Mais c’est sans doute du côté des écologistes qu’on trouve l’exemple le plus convaincant. En septembre 2021, la primaire des Verts – organisée par EELV et ouverte à l’ensemble des citoyens – a été une réussite à plus d’un titre. Participation massive : plus de 100 000 votants. Débat riche, parfois tendu, mais toujours politique. Quatre profils, quatre lignes : Delphine Batho, et sa radicalité décroissante ; Sandrine Rousseau, et son écoféminisme assumé ; Yannick Jadot, sur une ligne écologiste qu’il affirme réaliste ; Éric Piolle, le maire de Grenoble et sa vision municipale de la transformation. C’est cette confrontation-là, franche, respectueuse et ancrée dans des projets, que la gauche devrait retrouver.
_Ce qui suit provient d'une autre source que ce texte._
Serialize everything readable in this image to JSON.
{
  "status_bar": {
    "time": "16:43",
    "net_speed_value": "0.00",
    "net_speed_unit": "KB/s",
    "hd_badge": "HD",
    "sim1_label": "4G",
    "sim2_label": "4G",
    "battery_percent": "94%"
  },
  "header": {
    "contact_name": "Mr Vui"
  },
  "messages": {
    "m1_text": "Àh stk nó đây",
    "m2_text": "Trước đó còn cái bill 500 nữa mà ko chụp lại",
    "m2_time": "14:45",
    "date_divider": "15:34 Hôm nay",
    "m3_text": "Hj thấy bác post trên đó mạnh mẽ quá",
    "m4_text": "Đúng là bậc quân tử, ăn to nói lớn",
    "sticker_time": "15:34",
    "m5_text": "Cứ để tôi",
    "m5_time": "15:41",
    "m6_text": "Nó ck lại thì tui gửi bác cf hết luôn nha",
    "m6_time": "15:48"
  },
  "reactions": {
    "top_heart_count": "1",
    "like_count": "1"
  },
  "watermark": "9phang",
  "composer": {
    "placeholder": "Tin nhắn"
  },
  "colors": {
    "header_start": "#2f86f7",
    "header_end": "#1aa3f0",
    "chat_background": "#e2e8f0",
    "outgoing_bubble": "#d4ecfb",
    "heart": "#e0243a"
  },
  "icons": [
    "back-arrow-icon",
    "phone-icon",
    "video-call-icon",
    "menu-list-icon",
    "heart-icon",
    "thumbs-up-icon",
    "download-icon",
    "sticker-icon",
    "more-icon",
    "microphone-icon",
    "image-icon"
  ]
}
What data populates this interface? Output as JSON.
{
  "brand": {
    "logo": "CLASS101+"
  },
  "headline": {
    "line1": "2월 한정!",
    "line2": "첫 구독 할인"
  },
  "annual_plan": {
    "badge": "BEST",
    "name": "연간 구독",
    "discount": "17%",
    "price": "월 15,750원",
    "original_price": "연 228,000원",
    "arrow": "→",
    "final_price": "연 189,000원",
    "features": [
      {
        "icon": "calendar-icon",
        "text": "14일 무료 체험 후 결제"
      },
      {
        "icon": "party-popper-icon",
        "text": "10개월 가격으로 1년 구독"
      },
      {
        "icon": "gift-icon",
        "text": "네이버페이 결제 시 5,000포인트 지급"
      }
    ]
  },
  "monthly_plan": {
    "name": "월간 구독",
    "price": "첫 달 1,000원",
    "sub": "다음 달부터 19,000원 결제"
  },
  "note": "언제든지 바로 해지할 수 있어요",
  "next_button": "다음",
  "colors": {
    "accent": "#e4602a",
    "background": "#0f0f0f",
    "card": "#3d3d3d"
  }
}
Certes, la « primaire populaire » qui suit en 2022 est un semi-échec. Mais elle dit quelque chose de l’époque. En l’absence d’un espace commun à gauche, c’est la société civile qui tente de l’inventer. Elle veut forcer le rassemblement par la base. Cela n’a pas fonctionné, car la logique de parti, d’appareil, et parfois d’ego, l’a emporté. Mais la tentative n’est pas ridicule. Elle témoigne d’une soif de démocratie, d’un besoin de participation, d’une envie de politique.
La primaire n’est pas magique. Elle ne règle pas les conflits de fond. Elle ne fait pas exister une coalition là où il n’y a pas de volonté commune. Mais elle offre au moins un cadre pour que les désaccords soient tranchés démocratiquement, pour que les électeurs et électrices prennent part à la décision, pour que la gauche se regarde et se parle. C’est aussi une réponse à la personnalisation croissante de la vie politique. Plutôt que des candidatures autoproclamées, des leaders qui s’imposent par le fracas ou les médias, la primaire rend le choix collectif. Elle oblige à débattre, à convaincre, à composer.
La gauche pourrait cesser de voir la primaire comme un pis-aller ou un gadget. Pour que ce soit un outil qui ait une efficacité, cela suppose des règles claires, une volonté commune, un calendrier partagé. Mais surtout, cela suppose une culture politique. Celle qui accepte que le désaccord ne soit pas la fin du monde mais le commencement d’un chemin partagé. En 2027, si la gauche veut peser, il lui faudra davantage qu’un bon programme. Il lui faudra un projet qui embarque plus que 30% des votants… et il lui faudra une méthode. Et la primaire, si elle est bien préparée, peut être cette méthode. Non pas une fabrique de sauveurs, mais un lieu de choix, de démocratie, de refondation collective.